Aaron: Icon of Perseverance

Baseball Legend Will Address Seniors Today, Offering Lessons on the Value of Hard Work

Hank Aaron is not a traditional Class Day speaker.

Instead of the politically active figures chosen in recent years, the members of the Class of 1995 have selected an inspirational sports legend to celebrate their entrance into the real world.

And class marshals say they believe that no one represents the real world better than Hank Aaron, who has worked hard throughout his life to achieve.

Aaron began his major league baseball career facing death threats for being one of the first Blacks to play in the major leagues. He ended his career facing death threats for breaking Babe Ruth's all-time home run record.

In between, Aaron consistently showed why he is considered one of the greatest ever to play the game.

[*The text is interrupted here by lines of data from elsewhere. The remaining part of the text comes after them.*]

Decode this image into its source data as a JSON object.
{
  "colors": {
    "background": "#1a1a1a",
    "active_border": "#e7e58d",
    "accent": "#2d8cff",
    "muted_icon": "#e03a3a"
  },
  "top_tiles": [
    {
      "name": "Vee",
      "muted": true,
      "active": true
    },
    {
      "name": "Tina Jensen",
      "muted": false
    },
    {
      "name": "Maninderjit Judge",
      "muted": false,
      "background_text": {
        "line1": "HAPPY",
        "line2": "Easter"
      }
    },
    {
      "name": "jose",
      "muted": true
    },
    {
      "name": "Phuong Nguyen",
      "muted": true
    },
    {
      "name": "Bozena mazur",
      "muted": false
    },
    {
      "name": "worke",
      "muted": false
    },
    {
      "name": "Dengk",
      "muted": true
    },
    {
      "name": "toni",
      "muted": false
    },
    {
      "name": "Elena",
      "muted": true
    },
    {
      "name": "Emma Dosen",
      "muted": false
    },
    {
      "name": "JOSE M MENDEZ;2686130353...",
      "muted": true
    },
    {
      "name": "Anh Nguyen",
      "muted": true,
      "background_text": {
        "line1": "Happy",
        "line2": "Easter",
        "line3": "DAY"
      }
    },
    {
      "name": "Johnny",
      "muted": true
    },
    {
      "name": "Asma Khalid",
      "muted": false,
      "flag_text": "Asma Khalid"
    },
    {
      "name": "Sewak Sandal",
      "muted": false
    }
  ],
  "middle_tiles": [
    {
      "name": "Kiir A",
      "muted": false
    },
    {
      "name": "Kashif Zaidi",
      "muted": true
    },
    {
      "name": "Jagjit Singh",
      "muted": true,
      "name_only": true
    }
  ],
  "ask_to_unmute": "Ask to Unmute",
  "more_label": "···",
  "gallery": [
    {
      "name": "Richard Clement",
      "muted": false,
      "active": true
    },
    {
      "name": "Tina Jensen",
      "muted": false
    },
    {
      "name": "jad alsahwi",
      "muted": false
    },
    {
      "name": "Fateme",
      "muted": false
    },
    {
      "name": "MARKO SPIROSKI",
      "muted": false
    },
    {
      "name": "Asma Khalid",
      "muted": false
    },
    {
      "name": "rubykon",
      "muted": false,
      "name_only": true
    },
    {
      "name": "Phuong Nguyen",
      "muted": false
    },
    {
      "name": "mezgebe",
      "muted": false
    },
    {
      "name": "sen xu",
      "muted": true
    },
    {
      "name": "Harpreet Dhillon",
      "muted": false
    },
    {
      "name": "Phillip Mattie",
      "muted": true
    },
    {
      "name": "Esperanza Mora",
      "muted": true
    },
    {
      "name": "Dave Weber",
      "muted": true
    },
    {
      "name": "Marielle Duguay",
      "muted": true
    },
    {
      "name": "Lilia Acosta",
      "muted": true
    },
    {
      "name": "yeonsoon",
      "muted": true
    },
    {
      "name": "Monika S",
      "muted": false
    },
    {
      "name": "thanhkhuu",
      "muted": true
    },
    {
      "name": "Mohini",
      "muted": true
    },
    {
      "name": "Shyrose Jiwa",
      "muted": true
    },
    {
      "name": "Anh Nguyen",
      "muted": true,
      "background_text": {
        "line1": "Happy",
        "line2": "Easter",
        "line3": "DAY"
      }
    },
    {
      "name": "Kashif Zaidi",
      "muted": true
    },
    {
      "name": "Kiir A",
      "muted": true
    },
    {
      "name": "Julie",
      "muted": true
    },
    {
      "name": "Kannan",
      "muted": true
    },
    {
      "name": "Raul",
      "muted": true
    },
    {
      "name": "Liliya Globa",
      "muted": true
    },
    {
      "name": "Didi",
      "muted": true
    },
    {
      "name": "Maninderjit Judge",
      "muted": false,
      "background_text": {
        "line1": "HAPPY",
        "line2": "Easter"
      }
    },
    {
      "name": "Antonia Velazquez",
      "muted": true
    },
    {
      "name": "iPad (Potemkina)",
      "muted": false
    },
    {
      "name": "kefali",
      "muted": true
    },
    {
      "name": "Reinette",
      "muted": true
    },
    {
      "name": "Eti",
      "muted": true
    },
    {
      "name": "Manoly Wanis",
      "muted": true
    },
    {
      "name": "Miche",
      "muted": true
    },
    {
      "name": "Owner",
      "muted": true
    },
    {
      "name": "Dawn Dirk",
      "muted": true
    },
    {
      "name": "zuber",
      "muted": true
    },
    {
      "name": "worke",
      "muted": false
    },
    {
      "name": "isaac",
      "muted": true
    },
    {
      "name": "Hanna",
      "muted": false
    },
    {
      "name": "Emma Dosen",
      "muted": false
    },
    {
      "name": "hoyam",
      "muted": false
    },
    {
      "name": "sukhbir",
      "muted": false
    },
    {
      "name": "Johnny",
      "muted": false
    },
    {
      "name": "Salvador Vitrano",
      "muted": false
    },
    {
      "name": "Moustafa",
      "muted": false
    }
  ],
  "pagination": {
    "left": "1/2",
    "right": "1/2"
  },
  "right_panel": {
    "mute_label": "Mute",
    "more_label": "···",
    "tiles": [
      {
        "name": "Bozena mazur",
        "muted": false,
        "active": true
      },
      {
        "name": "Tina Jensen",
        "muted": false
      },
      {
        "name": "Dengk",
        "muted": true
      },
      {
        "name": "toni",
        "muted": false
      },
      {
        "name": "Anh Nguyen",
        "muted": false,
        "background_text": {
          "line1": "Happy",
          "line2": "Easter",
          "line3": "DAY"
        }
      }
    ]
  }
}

"Like Jackie Robinson, he has demonstrated to us how one can keep his poise under the pressure of racial difficulties and the various threats that he received from his fellow Americans as he attempted to break a world record," says S. Allen Counter Jr., director of the Harvard Foundation, who knows Aaron personally.

Class marshals say they are impressed by Aaron's successes and invited him partly because he has succeeded despite the hardships of racial prejudice.

"I think that his life tells a lot about national history and strength of character and leadership and all the things we should admire and think about as we leave Harvard especially since he did not obtain a higher degree," says First Harvard Marshal Jamie Miller '95-'96.

"He was one of the first Blacks to break the color line and he became the most successful home run hitter in history," says Third Marshal Ernie Minelli '95. "He did that at a time when not everyone was willing to accept him. I think he could teach us a lot about perseverance and courage and humility."

Miller said the class also invited Aaron as an inspirational figure.

"We felt in light of the recent baseball strike that Hank Aaron was a fallback to a time when our national pastime was more devoted to playing and the beauty of the game," Miller says.

The class marshals might get their wishes. Aaron said in an interview last week that he was not entirely sure what he would say to the Class of 1995.

"I kind of feel like this is the first day of my professional career, and I'm so nervous," Aaron jokes.

In addition to his speech, which may focus on "the ABC's of learning," Aaron will attend the senior picnic in the Old Yard and possibly some masters' teas.

Aaron says he would like to tell graduating seniors that their entrance to the working world is in some ways an introduction to reality.